Another great IDE that supports Flash and AIR development is IntelliJ IDEA by JetBrains. Functional cross platform, IntelliJ IDEA runs on Microsoft Windows, Mac OS X, and Linux operating systems and is ideal for ActionScript and MXML with on-the-fly code analysis, completion, navigation, advanced refactorings, code generation, UML diagrams, UI designer, interactive debugger, and profiler.

IntelliJ’s UML Designer enables rapid analysis of classes and packages. From any class, generate UML by selecting Show Diagram… from the Diagrams menu.


Figure 12-2. UML export as image from IntelliJ IDEA filtering fields, constructors, methods, and properties

From the top menu bar, you may filter the view to include fields, constructors, methods, and properties as well control visibility of access modifiers such as showing only public visibility.


Figure 12-3. UML export as image from IntelliJ IDEA showing all fields, constructors, methods, and properties

While in the UML Designer view, you can even make changes to code simply by modifying the diagram.


Perseverance is the best advice I can give towards thwarting O3. If you truly want to be better at anything, constant use is the best solution. Familiarity will ultimately reduce hesitancy and any reluctance towards injecting patterns into a project with a deadline. Utilization of OOP and design patterns will be the only solution for building a library for of reusable code.

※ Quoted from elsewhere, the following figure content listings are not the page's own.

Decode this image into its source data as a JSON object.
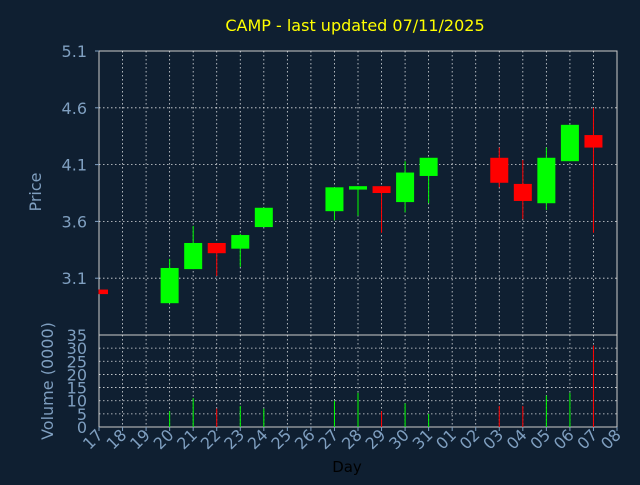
{
  "chart_data": {
    "type": "candlestick",
    "title": "CAMP - last updated 07/11/2025",
    "xlabel": "Day",
    "ylabel_price": "Price",
    "ylabel_volume": "Volume (0000)",
    "price_ylim": [
      2.6,
      5.1
    ],
    "price_ticks": [
      "3.1",
      "3.6",
      "4.1",
      "4.6",
      "5.1"
    ],
    "volume_ylim": [
      0,
      35
    ],
    "volume_ticks": [
      "0",
      "5",
      "10",
      "15",
      "20",
      "25",
      "30",
      "35"
    ],
    "days": [
      "17",
      "18",
      "19",
      "20",
      "21",
      "22",
      "23",
      "24",
      "25",
      "26",
      "27",
      "28",
      "29",
      "30",
      "31",
      "01",
      "02",
      "03",
      "04",
      "05",
      "06",
      "07",
      "08"
    ],
    "candles": [
      {
        "day": "17",
        "open": 3.0,
        "high": 3.0,
        "low": 2.96,
        "close": 2.96,
        "volume": 0
      },
      {
        "day": "20",
        "open": 2.88,
        "high": 3.27,
        "low": 2.88,
        "close": 3.19,
        "volume": 6
      },
      {
        "day": "21",
        "open": 3.18,
        "high": 3.56,
        "low": 3.18,
        "close": 3.41,
        "volume": 11
      },
      {
        "day": "22",
        "open": 3.41,
        "high": 3.41,
        "low": 3.12,
        "close": 3.32,
        "volume": 7
      },
      {
        "day": "23",
        "open": 3.36,
        "high": 3.49,
        "low": 3.2,
        "close": 3.48,
        "volume": 8
      },
      {
        "day": "24",
        "open": 3.55,
        "high": 3.72,
        "low": 3.55,
        "close": 3.72,
        "volume": 7
      },
      {
        "day": "27",
        "open": 3.69,
        "high": 3.9,
        "low": 3.61,
        "close": 3.9,
        "volume": 10
      },
      {
        "day": "28",
        "open": 3.88,
        "high": 3.91,
        "low": 3.65,
        "close": 3.91,
        "volume": 13
      },
      {
        "day": "29",
        "open": 3.91,
        "high": 3.91,
        "low": 3.5,
        "close": 3.85,
        "volume": 6
      },
      {
        "day": "30",
        "open": 3.77,
        "high": 4.13,
        "low": 3.68,
        "close": 4.03,
        "volume": 9
      },
      {
        "day": "31",
        "open": 4.0,
        "high": 4.16,
        "low": 3.76,
        "close": 4.16,
        "volume": 5
      },
      {
        "day": "03",
        "open": 4.16,
        "high": 4.25,
        "low": 3.9,
        "close": 3.94,
        "volume": 8
      },
      {
        "day": "04",
        "open": 3.93,
        "high": 4.14,
        "low": 3.62,
        "close": 3.78,
        "volume": 8
      },
      {
        "day": "05",
        "open": 3.76,
        "high": 4.25,
        "low": 3.7,
        "close": 4.16,
        "volume": 12
      },
      {
        "day": "06",
        "open": 4.13,
        "high": 4.45,
        "low": 4.13,
        "close": 4.45,
        "volume": 13
      },
      {
        "day": "07",
        "open": 4.36,
        "high": 4.6,
        "low": 3.5,
        "close": 4.25,
        "volume": 31
      }
    ],
    "colors": {
      "up": "#00ff00",
      "down": "#ff0000",
      "background": "#0f1f31",
      "axis_text": "#7f9fc0",
      "title": "#ffff00",
      "grid": "#ffffff"
    },
    "grid": true
  }
}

Remember to stick with it. You can’t expect to learn OOP and design patterns any other way. Consistently read books, practice, and experiment. Even while you’re learning something new for a project, perhaps even a new language, you will still get to take knowledge of design patterns with you. The knowledge of design patterns can be brought to other object-oriented languages.

User Groups

When people in your environment do not have the same interests, it is difficult to find support and reinforcement. User groups are a great option to finding others with similar interests, common goals, and a system of support. You may also find someone from a local user group willing to speak to your company or agency. They may be able to provide an informative presentation or productive workshops for quick tips and tricks. It can also increase the possibility of welcoming new thinking.